Tränenreiche Entschuldigung
„Ich glaube nicht, dass meine Mutter Angst gehabt hat. Ich kenne sie“, erklärte die 30-Jährige. Man habe schon früher massive Auseinandersetzungen gehabt, es gab bereits Wegweisungen und Kontaktverbot. Allerdings habe ihre Mutter das Angebot für einen Waffenstillstand abgelehnt. Es tue ihr jedenfalls leid, wenn ihre Mutter sich ernsthaft bedroht gefühlt habe.

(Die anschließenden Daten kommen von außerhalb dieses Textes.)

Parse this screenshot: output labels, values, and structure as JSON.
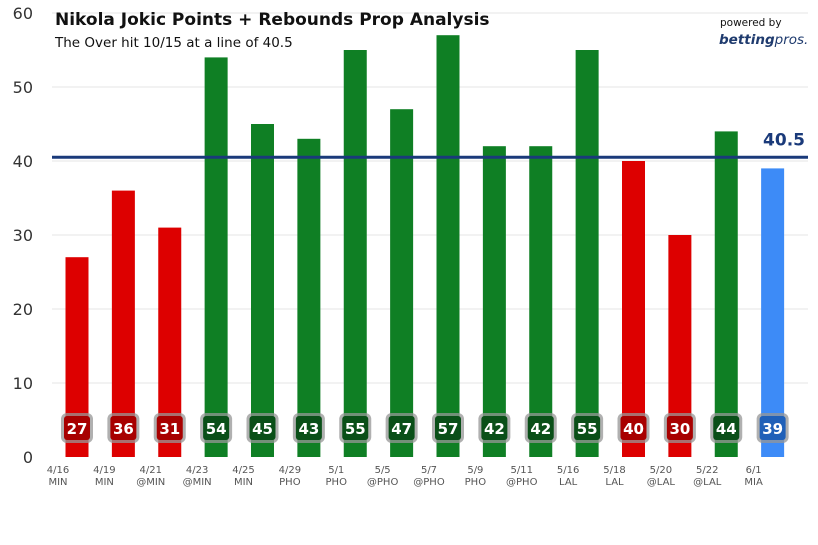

Zumal ein weiteres umfassendes Kontaktverbot zu Mutter und Schwester im Raum stand, wollte sich die 30-Jährige noch vor Gericht bei ihrer Mutter entschuldigen. Die, unter Tränen vorgebrachte Entschuldigung wies die Mutter ebenfalls tränenreich zurück.
Wiaderek verurteilte die Angeklagte zu einer bedingten Freiheitsstrafe von acht Monaten mit dreijähriger Probezeit, verhängte ein umfassendes Kontaktverbot, erteilte die Weisung zur Fortsetzung ihrer Psychotherapie, sowie die Begleichung des Schadens bei ihrem Ex-Chef. Seitens der Staatsanwaltschaft ist das Urteil noch nicht rechtskräftig.